Salmson S4 E/61 (1937-1951)

1950 Salmson S4-61 - Photo : Pontfire

 

Publié par Philippe Baron le 27 juillet 2015.

 

En 1936, la France est paralysée par des conflits sociaux et des grèves qui se succèdent. Les "Accords de Matignon" permettent la reprise de l'activité. Le coût de la main-d'œuvre augmente considérablement ce qui pénalise toutes les entreprises artisanales comme la Société des Moteurs Salmson, où chaque véhicule est encore assemblé à la main.
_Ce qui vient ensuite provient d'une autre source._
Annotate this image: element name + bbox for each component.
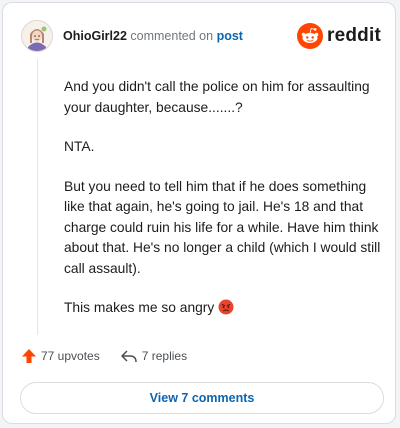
comment-body: And you didn't call the police on him fo… [64, 77, 382, 341]
reply-icon [120, 350, 137, 363]
comment-paragraph: This makes me so angry [64, 300, 215, 315]
replies-button[interactable]: 7 replies [120, 348, 187, 364]
comment-card: OhioGirl22 commented on post reddit And … [2, 2, 396, 424]
comment-paragraph: NTA. [64, 139, 95, 154]
reddit-logo[interactable]: reddit [297, 23, 381, 49]
reddit-wordmark: reddit [327, 25, 381, 46]
comment-paragraph: But you need to tell him that if he does… [64, 178, 381, 276]
user-avatar[interactable] [21, 20, 53, 52]
post-link[interactable]: post [217, 29, 243, 43]
reply-count: 7 replies [141, 349, 188, 363]
upvote-button[interactable]: 77 upvotes [21, 348, 100, 364]
view-comments-button[interactable]: View 7 comments [20, 382, 384, 414]
upvote-arrow-icon [22, 349, 36, 363]
username[interactable]: OhioGirl22 [63, 29, 127, 43]
reddit-snoo-icon [297, 23, 324, 49]
thread-line [37, 59, 38, 335]
comment-paragraph: And you didn't call the police on him fo… [64, 79, 370, 115]
upvote-count: 77 upvotes [41, 349, 100, 363]
comment-actions: 77 upvotes 7 replies [21, 348, 187, 364]
comment-header: OhioGirl22 commented on post [21, 20, 243, 52]
connector-text: commented on [130, 29, 214, 43]
comment-last-paragraph: This makes me so angry [64, 298, 382, 322]
avatar-illustration-icon [22, 21, 52, 51]
angry-face-icon [218, 299, 234, 322]
comment-meta: OhioGirl22 commented on post [63, 28, 243, 44]
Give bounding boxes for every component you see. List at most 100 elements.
Salmson ne peut lutter face à la concurrence qui impose la loi de la grande série. Les ventes chutent vertigineusement mais les nouvelles S4 E et S4 61 sont prêtes à relever le défi. 

 

1950 Salmson S4 - Photo : Gaetan Tourniaire

 

Une des marques de fabrique des Salmson au passé sportif est un moteur à deux arbres à cames en tête, une exception à l'époque pour les voitures de tourisme. Depuis 1929, la S4 constitue le cœur de gamme de la marque, sa mécanique évoluant au fil des ans jusqu'à 1 732 cm3 et un peu plus de 50 ch. Sans égaler les marques les plus sportives comme les Delahaye ou les Talbot, les Salmson S4 sont des automobiles de bonne facture, bien finies et offrant d'excellentes qualités routières en regard des marques de plus grande diffusion. 

 

1951 Salmson S4-61 - Photos : LRM

 

Très classique, la S4 E, première 13 CV de la marque, offre un plaisir rare aux quelques privilégiés qui peuvent se la payer. Motorisée par un 4-cylindres à double arbre à cames en tête, son moteur de 2.3 litres développe plus de 70 ch à près de 5 000 tr/mn. Faisant le plus souvent appel à une boîte électromagnétique Cotal, la Salmson S4 E emmène ses quatre passagers à 145 km/h. Plusieurs exemplaires sont habillés par de grands noms de la haute couture. La S4-61 produite à partir de 1938 est sa version 10 CV dont le moteur de 1 730 cm3 développe 51 ch.

 

1951 Salmson S4 61 L - Photos : Artcurial

 

La Salmson S4 E a été produite à 369 exemplaires entre le 24 octobre 1937 et le 15 juin 1940, puis à 1 014 exemplaires entre le 23 juillet 1946 et le 30 juin 1951. Après-guerre, les banques, à la tête de l'entreprise, sont convaincues de la fin à court terme de la production française de voitures de luxe et veulent vendre l'entreprise. Une décision précipitée par l'effondrement du secteur aéronautique, soutien permanent de la branche automobile. Deux syndics sont alors nommés dans le but de régler toutes les affaires en cours, avant de se prononcer, en novembre 1951, pour une liquidation judiciaire.